With both forms structure is very important, particularly in the way that I approach non-fiction. I write non-fiction as if I am the main character, the protagonist, and the essay usually follows the natural arc of me getting closer to or farther from what I want. I think trope and genre can be as useful in non-fiction as they are in fiction and can expand the possibilities of what I’m creating.
What are some of your favorite elements of writing? What do you consider some of the most frustrating and/or challenging?
I both love and hate revision. I really try to embrace the freedom of being able to write a very imperfect first draft and the process of slowly, painstakingly finding the right piece inside of the imperfection. But I also get really frustrated sometimes in the writing process because there is never a single “right” piece. It’s easy to get lost in the searching, which is why I value having such smart editors.
As a writer, who or what would you say are some of your greatest creative influences and/or sources of inspiration in general?
I am obsessed with Toni Morrison, August Wilson, Colson Whitehead, and Ann Patchett.

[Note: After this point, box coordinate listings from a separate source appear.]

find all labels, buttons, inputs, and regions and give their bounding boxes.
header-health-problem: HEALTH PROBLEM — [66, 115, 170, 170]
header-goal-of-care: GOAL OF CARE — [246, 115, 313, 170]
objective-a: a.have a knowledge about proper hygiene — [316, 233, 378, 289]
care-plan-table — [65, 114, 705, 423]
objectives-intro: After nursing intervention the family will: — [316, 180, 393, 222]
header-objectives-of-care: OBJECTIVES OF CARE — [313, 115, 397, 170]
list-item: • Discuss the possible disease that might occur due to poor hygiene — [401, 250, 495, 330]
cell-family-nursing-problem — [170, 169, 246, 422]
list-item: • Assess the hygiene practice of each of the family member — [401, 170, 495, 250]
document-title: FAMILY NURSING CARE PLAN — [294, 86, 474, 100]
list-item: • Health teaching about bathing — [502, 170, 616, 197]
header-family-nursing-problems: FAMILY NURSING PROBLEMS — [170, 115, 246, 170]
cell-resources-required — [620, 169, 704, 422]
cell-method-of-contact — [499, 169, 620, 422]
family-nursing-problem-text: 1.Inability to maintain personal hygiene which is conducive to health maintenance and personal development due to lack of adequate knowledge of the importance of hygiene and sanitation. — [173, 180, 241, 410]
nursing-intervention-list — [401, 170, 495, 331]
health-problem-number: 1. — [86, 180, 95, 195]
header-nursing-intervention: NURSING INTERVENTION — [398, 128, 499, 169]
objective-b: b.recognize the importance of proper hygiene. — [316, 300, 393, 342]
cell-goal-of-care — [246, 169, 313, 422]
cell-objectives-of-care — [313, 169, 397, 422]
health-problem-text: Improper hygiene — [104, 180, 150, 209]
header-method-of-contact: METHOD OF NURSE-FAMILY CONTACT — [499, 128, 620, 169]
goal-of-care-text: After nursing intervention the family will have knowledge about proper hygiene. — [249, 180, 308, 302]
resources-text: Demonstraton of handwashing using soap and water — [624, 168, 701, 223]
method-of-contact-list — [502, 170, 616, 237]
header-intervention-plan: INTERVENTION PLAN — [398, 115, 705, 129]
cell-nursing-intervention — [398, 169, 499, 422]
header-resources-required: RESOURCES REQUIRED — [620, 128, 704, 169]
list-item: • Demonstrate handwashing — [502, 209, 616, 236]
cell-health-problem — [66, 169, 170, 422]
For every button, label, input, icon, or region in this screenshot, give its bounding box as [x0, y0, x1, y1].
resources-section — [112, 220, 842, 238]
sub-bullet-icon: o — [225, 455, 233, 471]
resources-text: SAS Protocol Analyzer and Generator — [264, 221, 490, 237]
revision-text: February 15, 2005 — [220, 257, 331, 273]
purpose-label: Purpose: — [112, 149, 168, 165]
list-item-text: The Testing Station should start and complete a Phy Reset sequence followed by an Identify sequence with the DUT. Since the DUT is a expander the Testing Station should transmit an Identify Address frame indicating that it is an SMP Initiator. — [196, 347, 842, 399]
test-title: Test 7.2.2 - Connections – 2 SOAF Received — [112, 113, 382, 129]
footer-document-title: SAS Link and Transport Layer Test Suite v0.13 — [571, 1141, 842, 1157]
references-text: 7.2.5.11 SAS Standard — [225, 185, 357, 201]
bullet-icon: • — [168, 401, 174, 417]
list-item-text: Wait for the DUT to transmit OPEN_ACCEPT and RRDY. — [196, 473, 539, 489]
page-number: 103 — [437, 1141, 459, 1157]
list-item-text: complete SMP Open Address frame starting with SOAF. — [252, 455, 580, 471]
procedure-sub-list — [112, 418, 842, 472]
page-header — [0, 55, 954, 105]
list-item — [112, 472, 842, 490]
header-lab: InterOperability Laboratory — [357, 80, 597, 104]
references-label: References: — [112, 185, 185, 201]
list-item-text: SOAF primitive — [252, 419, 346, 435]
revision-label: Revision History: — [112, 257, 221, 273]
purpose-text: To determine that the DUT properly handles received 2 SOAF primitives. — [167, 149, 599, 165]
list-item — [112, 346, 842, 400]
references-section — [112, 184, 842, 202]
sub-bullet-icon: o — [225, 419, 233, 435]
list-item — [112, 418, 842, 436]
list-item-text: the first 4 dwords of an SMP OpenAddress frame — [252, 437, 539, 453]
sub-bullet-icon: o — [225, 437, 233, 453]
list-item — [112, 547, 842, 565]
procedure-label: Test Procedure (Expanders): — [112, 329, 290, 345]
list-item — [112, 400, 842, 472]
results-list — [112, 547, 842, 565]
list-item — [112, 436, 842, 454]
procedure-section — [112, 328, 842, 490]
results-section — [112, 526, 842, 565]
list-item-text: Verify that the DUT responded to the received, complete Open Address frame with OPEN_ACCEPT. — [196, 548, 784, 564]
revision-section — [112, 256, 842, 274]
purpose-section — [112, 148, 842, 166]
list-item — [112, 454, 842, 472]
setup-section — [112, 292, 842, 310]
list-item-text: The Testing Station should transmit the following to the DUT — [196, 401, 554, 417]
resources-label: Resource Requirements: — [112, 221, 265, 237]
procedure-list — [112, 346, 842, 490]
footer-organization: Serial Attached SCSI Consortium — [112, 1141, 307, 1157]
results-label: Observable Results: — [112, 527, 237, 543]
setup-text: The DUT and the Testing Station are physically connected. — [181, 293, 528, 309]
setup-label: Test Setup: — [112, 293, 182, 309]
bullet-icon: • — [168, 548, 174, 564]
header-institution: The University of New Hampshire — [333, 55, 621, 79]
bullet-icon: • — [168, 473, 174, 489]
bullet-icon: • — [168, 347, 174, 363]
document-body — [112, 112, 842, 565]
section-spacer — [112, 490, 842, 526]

Many authors would say one of the most challenging parts of writing a book is finishing one. What strategies would you say helped you accomplish this?
Having a regular practice can be key. As can having deadlines, even if it’s just a friend who you’ve promised to get a draft to. Knowing that someone is waiting, whether that someone is the hopeful version of yourself who made your schedule or an eager reader, can push you over the finish line.
Are there any projects you are working on or thinking about that you are able to discuss?
I’m in the middle of writing another novel, this one for adults. It’s a queer love story about second chances and a vacation town trying to reinvent itself.
Finally, what LGBTQ+ books/authors would you recommend to the readers of Geeks OUT?
Philip Ellis’s Love and Other Scams is such a delight and I can’t wait for his next book, We Could Be Heroes. Everyone should read Audre Lorde, particularly Sister Outsider, and Alexander Chee, particularly How to Write an Autobiographical Essay. Meccah Jamilah Sullivan’s Big Girl is phenomenal. I cannot stop screaming about how great Idlewild by James Frankie Thomas is. Holy cow! What a masterpiece!